И, обратившись к почтовому чиновнику, она проговорила:
– - Смотрите, к следующему разу непременно раздобудьте нам билеты на особые места.
– - Хорошо, постараюсь, может быть, достану, -- уныло проговорил чиновник.
Но больше всех недовольны были происшедшим урядники, сотские и старшина с писарем. Они обращались к расходящейся публике с едким пренебрежением и говорили:
– - Эх вы, дурачье пустоголовое! Вам же хорошего желают, а вы вон что выделываете. По-настоящему бы вам не гулянье устраивать, а праздники-то справлять запретить.

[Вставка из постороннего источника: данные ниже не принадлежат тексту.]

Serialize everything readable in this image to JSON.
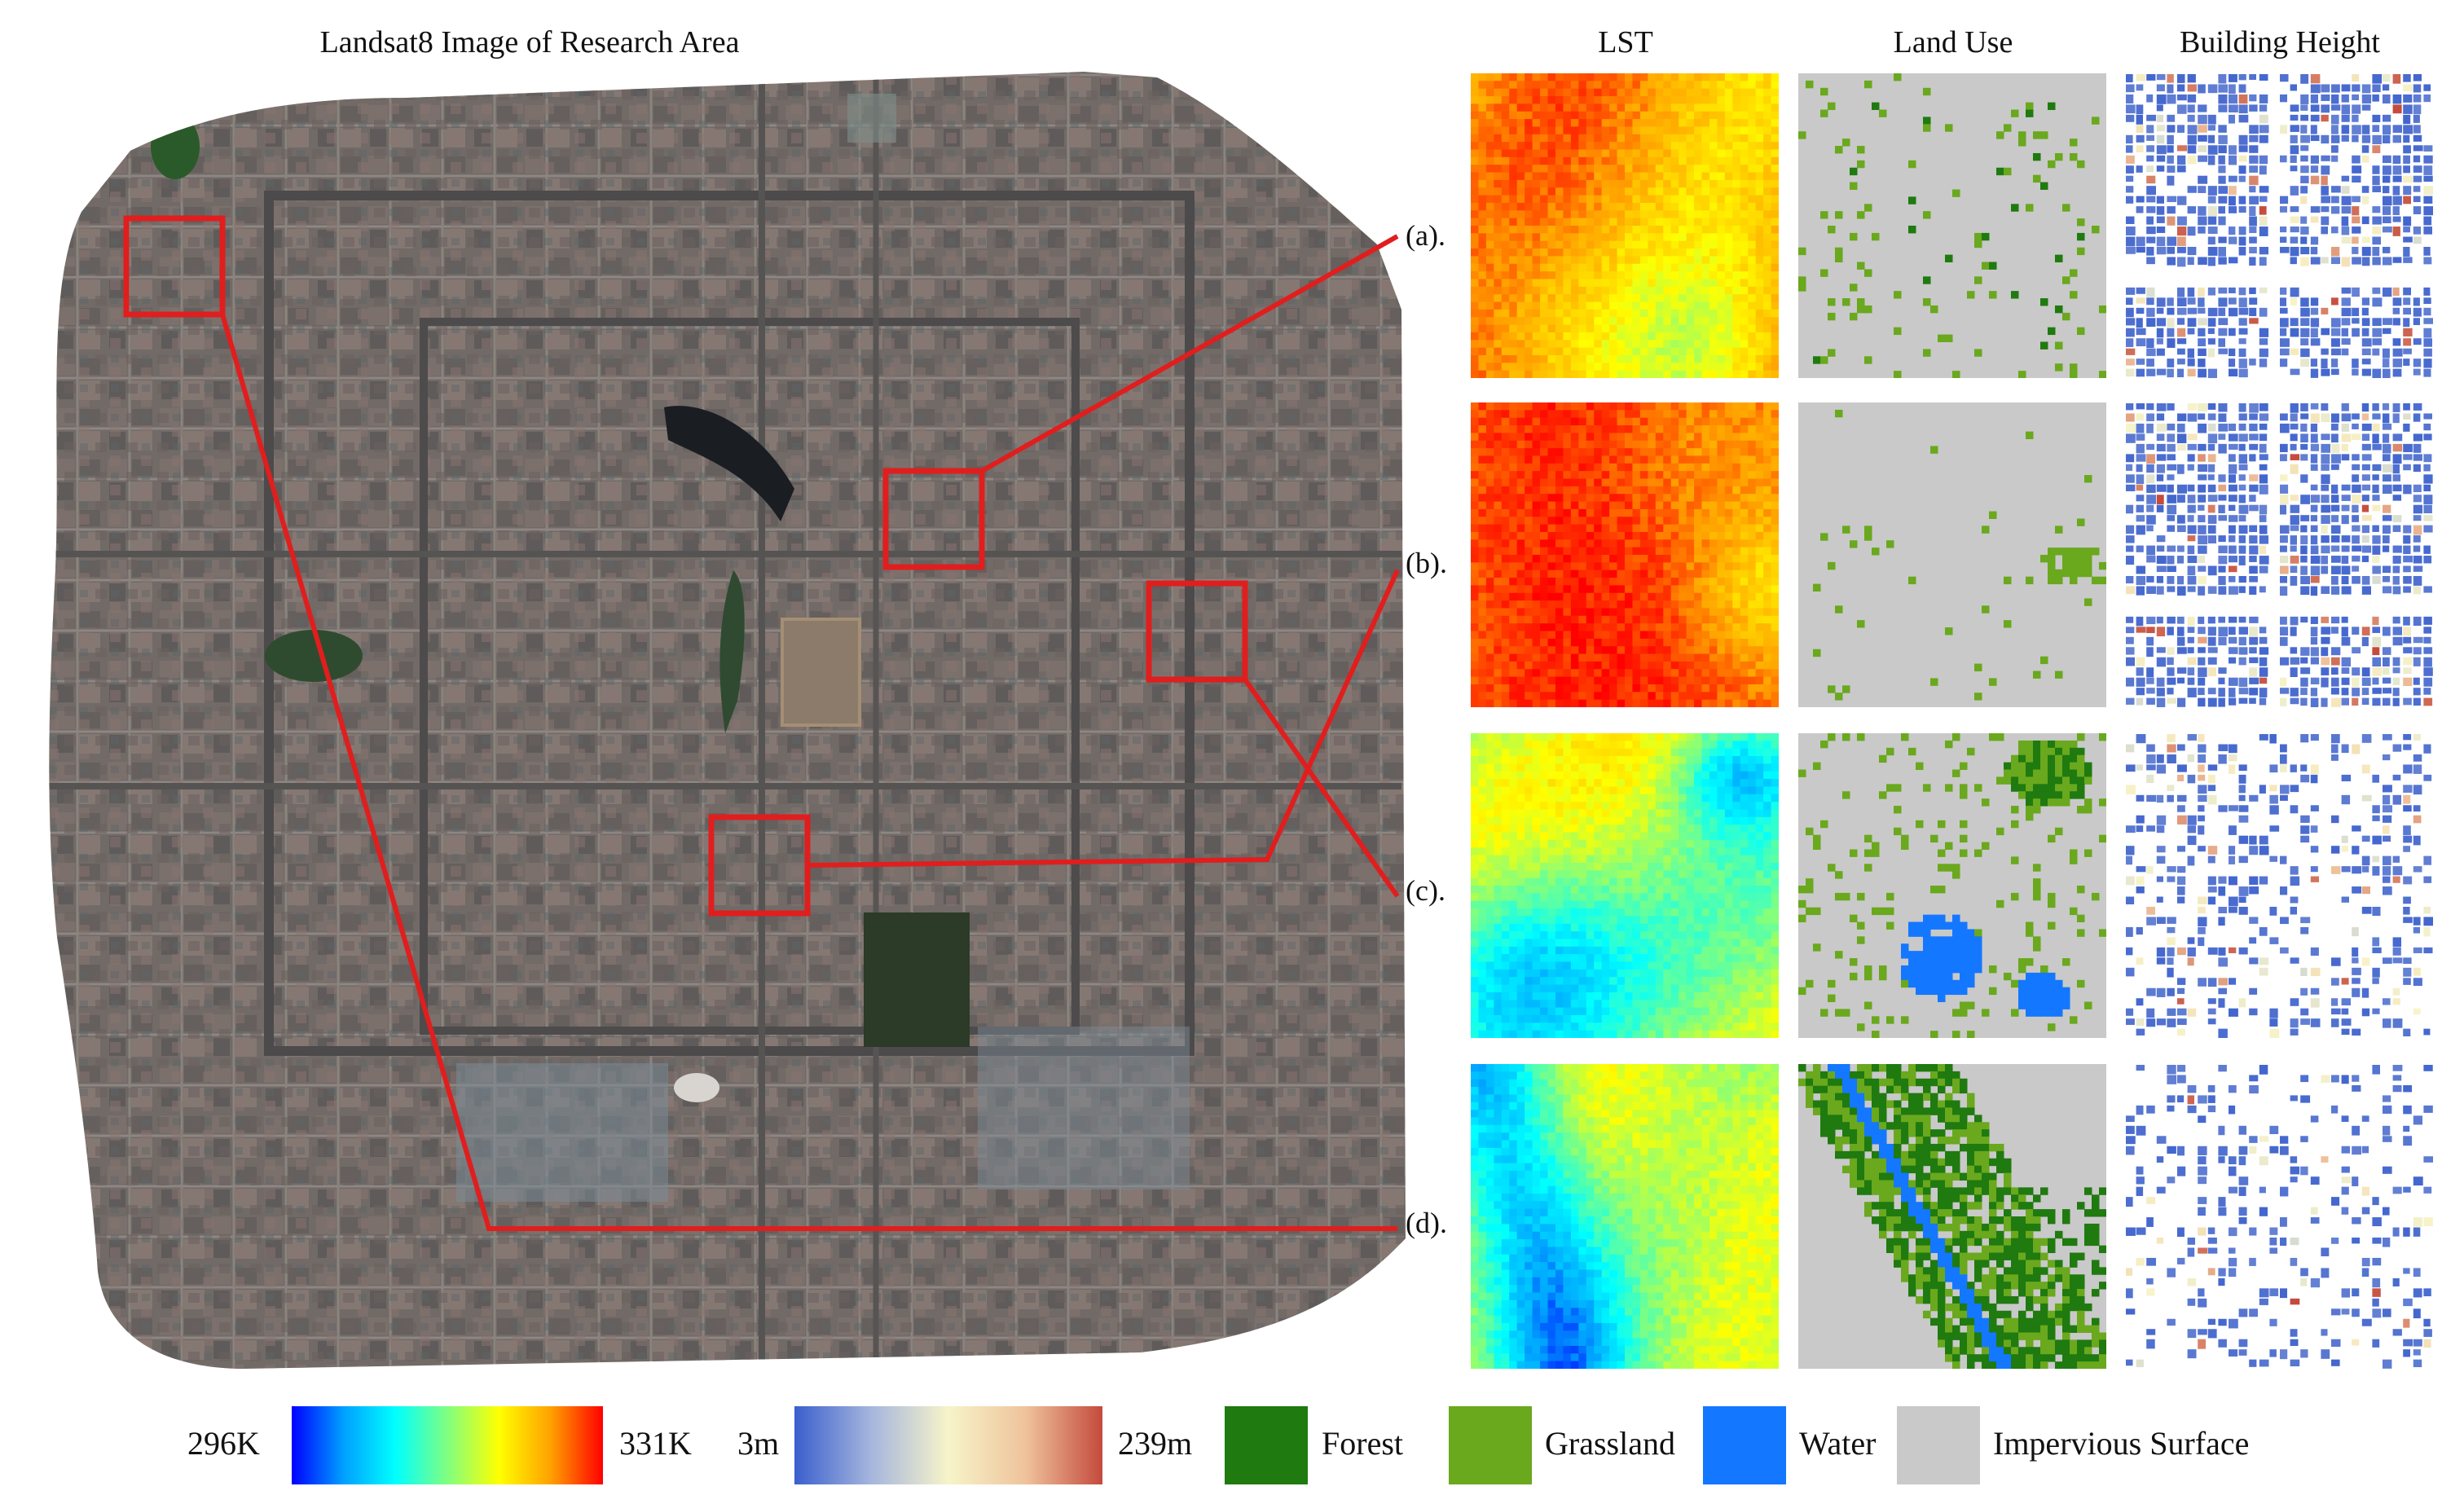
{
  "figure": {
    "main_title": "Landsat8 Image of Research Area",
    "column_titles": {
      "lst": "LST",
      "land_use": "Land Use",
      "building_height": "Building Height"
    },
    "row_labels": [
      "(a).",
      "(b).",
      "(c).",
      "(d)."
    ]
  },
  "legend": {
    "lst": {
      "min_label": "296K",
      "max_label": "331K",
      "colors": [
        "#0000ff",
        "#00a0ff",
        "#00ffff",
        "#80ff80",
        "#ffff00",
        "#ffa000",
        "#ff0000"
      ]
    },
    "height": {
      "min_label": "3m",
      "max_label": "239m",
      "colors": [
        "#3a5fcd",
        "#a6b6dd",
        "#f7f4c9",
        "#efc39c",
        "#c44a3c"
      ]
    },
    "classes": [
      {
        "label": "Forest",
        "color": "#1f7a0f"
      },
      {
        "label": "Grassland",
        "color": "#6aa81e"
      },
      {
        "label": "Water",
        "color": "#1477ff"
      },
      {
        "label": "Impervious Surface",
        "color": "#c9c9c9"
      }
    ]
  },
  "colors": {
    "highlight": "#e01e1e",
    "satellite_base": "#6e6864"
  }
}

Недовольны происшедшим были и соучастники Федора Александровича. Они громко осуждали народное невежество, неразвитость, непонимание самых простых вещей и думали, что на их стороне и сам Безукрасов. Но Федор Александрович хотя и был взволнован, но казался вовсе не сердит; раздеваясь и освобождаясь от остатков гримировки, он пробовал насвистывать что-то веселое…
– - Что это, вас, кажется, ничуть не опечалил этот инцидент? -- обратился к Федору Александровичу уездный член.
– - Нисколько! Напротив, я очень рад.
– - Чему же вы радуетесь?
– - Как чему? Так подействовать на публику -- до полнейшего забвения чувств, это кого угодно порадует… А мне, как неопытному автору и случайному актеру, такой сюрприз стоит лаврового венка. Ведь до такой иллюзии довести зрителя можно только с немалыми силами. А они, наверное, все так же чувствовали как этот каналья, только ни у кого не хватило духу выразить так своего чувства.